Kata Kunci: Pendidikan, Nilai, Karakter Peserta Didik
Achjar Chalil, S.Pd. dalam bukunya yang berjudul Pembelajaran Berbasis Fitrah menjelaskan bahwa pendidikan adalah sebuah proses yang tak berkesudahan yang sangat menentukan karakter bangsa pada masa kini dan masa datang, apakah suatu bangsa akan muncul sebagai bangsa pemenang, atau bangsa pecundang sangat tergantung pada kualitas pendidikan yang dapat membentuk karakter anak bangsa tersebut. Dalam kamus umum bahasa Indonesia, karakter ialah tabiat, watak, sifat-sifat kejiwaan, akhlak atau budi pekerti yang membedakan seseorang dari yang lain. Karakter satu bangsa sangat dipengaruhi oleh kultur dasar bangsa tersebut.

Perkembangan ilmu pengetahuan dan teknologi yang pesat dewasa ini telah menggiring manusia kepada bidang keahlian tertentu sebagai konsekuensi logis dari persaingan antar bidang ilmu yang telah terspesialisasi sedemikian rupa. Seseorang tidak lagi bisa menjadi generalis, karena ia telah dibatasi oleh sekat-sekat ilmu yang ditekuninya.
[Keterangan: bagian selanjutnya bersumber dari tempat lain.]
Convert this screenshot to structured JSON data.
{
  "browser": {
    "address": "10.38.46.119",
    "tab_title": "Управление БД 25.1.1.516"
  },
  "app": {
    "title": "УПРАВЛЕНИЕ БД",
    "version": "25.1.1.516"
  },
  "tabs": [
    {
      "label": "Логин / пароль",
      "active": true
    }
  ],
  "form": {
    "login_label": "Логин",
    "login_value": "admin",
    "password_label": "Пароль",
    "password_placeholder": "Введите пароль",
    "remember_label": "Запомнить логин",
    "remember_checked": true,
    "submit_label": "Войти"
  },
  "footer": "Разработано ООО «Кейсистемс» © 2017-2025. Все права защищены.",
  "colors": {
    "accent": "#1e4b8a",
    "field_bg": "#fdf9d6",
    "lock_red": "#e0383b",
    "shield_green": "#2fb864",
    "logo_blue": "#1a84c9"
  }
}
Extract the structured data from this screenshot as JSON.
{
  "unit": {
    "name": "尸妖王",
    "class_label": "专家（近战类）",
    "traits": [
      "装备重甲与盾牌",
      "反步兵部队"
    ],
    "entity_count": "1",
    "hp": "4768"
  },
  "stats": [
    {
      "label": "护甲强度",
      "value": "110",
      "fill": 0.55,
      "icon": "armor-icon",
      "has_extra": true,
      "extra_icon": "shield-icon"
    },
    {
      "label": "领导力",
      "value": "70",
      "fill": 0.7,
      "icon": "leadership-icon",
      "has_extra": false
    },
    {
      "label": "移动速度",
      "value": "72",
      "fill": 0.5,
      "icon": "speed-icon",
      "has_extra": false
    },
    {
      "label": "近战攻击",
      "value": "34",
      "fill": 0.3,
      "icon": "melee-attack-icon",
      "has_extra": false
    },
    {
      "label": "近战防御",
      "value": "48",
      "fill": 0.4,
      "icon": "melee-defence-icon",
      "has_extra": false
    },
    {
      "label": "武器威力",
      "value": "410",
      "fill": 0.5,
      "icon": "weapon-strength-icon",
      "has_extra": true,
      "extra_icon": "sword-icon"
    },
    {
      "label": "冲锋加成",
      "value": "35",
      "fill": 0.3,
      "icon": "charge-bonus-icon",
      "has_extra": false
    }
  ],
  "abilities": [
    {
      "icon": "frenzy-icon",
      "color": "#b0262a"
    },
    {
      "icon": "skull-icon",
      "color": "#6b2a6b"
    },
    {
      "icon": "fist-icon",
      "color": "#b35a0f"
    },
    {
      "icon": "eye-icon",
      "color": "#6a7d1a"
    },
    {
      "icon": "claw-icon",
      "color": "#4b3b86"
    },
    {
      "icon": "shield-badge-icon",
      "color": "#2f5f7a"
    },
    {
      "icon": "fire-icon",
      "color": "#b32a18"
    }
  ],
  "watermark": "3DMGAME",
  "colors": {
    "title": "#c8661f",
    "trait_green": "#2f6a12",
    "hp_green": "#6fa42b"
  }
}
Lebih diperparah lagi jika seseorang tidak mampu lagi bahkan sekedar menengok bidang-bidang lain yang bukan spesialisasinya, atau bidang ilmu yang ditekuni itu tidak lagi dilandasi dan dijiwai, bahkan mungkin tak tersentuh sama sekali oleh nilai-nilai moral universal (baca nilai-nilai agama). Selain itu pada masyarakat modern terlihat kecenderungan berperilaku serba instan, praktis, ingin serba cepat. Akibatnya keinginan serba cepat itu kadangkala menyebabkan aturan dilanggar, nilai-nilai moral terabaikan, dan lain sebagainya. Sikap manusia modern seperti ini telah digambarkan oleh Al-Qur’an dengan kata-kata al-’ajalah (ketergesa-gesaan, serba instan), yang disebutkan dalam surat Al-Qiyamah ayat 20-21.
Sesungguhnya tidak salah keinginan serba cepat dan tidak bertele-tele itu sepanjang tetap dalam koridor nilai-nilai dan norma-norma moral. Ketepatan waktu, kedisiplinan, mau antre, tidak menyogok untuk dapat didahulukan kepentingannya sendiri sementara orang lain dibelakangkan, dan lain sebagainya. Sikap ingin serba cepat dalam setiap persoalan ini memang merupakan salah satu karakteristik manusia, seperti digambarkan dalam surat Al-Isra ayat 11 : ” .....dan adalah manusia diciptakan selalu bersifat tergesa-gesa”. Pemberdayaan masyarakat untuk tetap memegang nilai-nilai bukanlah suatu perkara mudah, tetapi harus dilakukan. Sebab, tanpa memahami nilai-nilai itu maka mustahil seseorang mampu mempraktekkannya dalam kehidupan.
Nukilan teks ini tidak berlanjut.